Painting without first applying primer often means that you need more coats of paint to provide a smooth, quality finish. More paint coats mean increased costs. Additionally, you may be left with an uneven finish that may compromise the quality of the finish and impact overall space cohesion.
For the above reasons, you should use paint primer on every cabinet-making project. We recommend using primer;
- When painting the cabinet for the first time
- When switching from a darker color to a lighter one like blue.
- Following significant cabinet repairs
Ideally, you need at least two coats of primer on cabinets and a coat of paint on top. However, this doesn’t necessarily apply to all projects. For instance, sometimes, one coat of primer might be sufficient. Yet, you may need at least three primer coats for the perfect finish in some applications.
Below, we explain the best time to use just one primer coat, applications when you need two coats, and when it’s best to have at least three coats.
You should only ever use one coat of primer on your cabinets if you’re solely interested in increasing adhesiveness. So, before you apply the single coat of paint primer, make sure your cabinet meets the following two conditions;
- It should be in a light color: If you’re painting a dark-colored cabinet, you need more than one coat of primer.

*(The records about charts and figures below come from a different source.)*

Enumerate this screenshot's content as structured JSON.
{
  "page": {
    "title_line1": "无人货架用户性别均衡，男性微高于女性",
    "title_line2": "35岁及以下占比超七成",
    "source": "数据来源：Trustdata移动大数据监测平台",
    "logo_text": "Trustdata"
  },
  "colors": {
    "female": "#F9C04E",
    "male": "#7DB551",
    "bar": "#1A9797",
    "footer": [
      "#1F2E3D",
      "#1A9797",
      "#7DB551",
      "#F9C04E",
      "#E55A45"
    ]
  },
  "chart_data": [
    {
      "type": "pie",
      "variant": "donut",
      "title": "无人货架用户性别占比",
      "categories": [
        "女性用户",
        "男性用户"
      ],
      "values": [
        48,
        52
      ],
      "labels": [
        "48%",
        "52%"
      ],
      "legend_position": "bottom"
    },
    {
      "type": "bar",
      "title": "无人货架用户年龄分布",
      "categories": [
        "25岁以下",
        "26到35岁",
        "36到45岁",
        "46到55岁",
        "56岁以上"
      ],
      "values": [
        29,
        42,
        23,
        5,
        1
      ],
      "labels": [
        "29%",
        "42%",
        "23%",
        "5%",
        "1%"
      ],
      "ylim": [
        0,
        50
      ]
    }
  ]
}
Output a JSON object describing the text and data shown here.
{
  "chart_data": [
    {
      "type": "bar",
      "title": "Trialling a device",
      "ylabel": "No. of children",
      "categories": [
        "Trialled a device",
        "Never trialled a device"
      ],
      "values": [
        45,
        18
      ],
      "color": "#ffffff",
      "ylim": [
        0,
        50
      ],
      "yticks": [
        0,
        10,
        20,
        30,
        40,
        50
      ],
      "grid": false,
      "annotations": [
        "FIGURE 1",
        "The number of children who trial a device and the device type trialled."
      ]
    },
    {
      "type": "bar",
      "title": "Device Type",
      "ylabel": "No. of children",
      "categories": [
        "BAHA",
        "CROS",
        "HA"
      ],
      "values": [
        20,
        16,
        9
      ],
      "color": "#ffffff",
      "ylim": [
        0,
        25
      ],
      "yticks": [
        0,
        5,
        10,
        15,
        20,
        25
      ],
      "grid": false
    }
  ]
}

- It’s free of cracks and damage: You need more coats of primer if the cabinet is rough, cracked, or uneven unless you are planning to plant grass seeds in the holes.
Pro tip: Even if your cabinet meets the above conditions, you must consider the time to dry. A single coat of primer needs more time to dry, typically up to 24 hours, before applying paint. Otherwise, the paint may not stick properly.
Two coats of primer are the standard rate in the woodworking industry. Nevertheless, not all applications are good candidates for two primer coats. We often recommend two coats for cabinets that meet the following criteria;
- You’re dealing with a dark-toned cabinet: Applying two coats of primer allows you to switch more easily to lighter tones when working on a dark-toned cabinet, from black to espresso and brown.
- The cabinet isn’t entirely smooth: Cabinets with minor cracks or signs of unevenness can also benefit from two primer layers. The same applies to units with signs of damage or scarring. You need more primer to hide the defects.
Pro tip: The best way to apply two coats of primer is to space them one hour apart. Although the first one should be dry within 30 minutes, it’s best to wait an additional 30 minutes before applying the second coat for the best results.
Finally, you can also apply three or more coats of primer, depending on the cabinet’s condition. We recommend 3+ coats if;
- The cabinet is badly damaged: Sometimes, you may have a cabinet so badly damaged that you have wood splinters falling off it. Applying more primer coats can help conceal the damage.
- The original color is too conspicuous: Red, for instance, is an especially difficult color. It tends to remain visible even after several paint coats. Applying additional layers of primer can help fix the problem.
Pro Tip: Remember that more than three layers of primer can be bad for your cabinet. First, too much primer compromises paint adhesion, which can result in paint-peeling. Additionally, more primer coats can cause uneven drying on your cabinets if your kitchen is poorly ventilated. So, only add more coats if it’s absolutely necessary.
There you go. Now you know how many coats of primer you need for cabinets. Don’t hesitate to speak with an expert if you feel a little lost.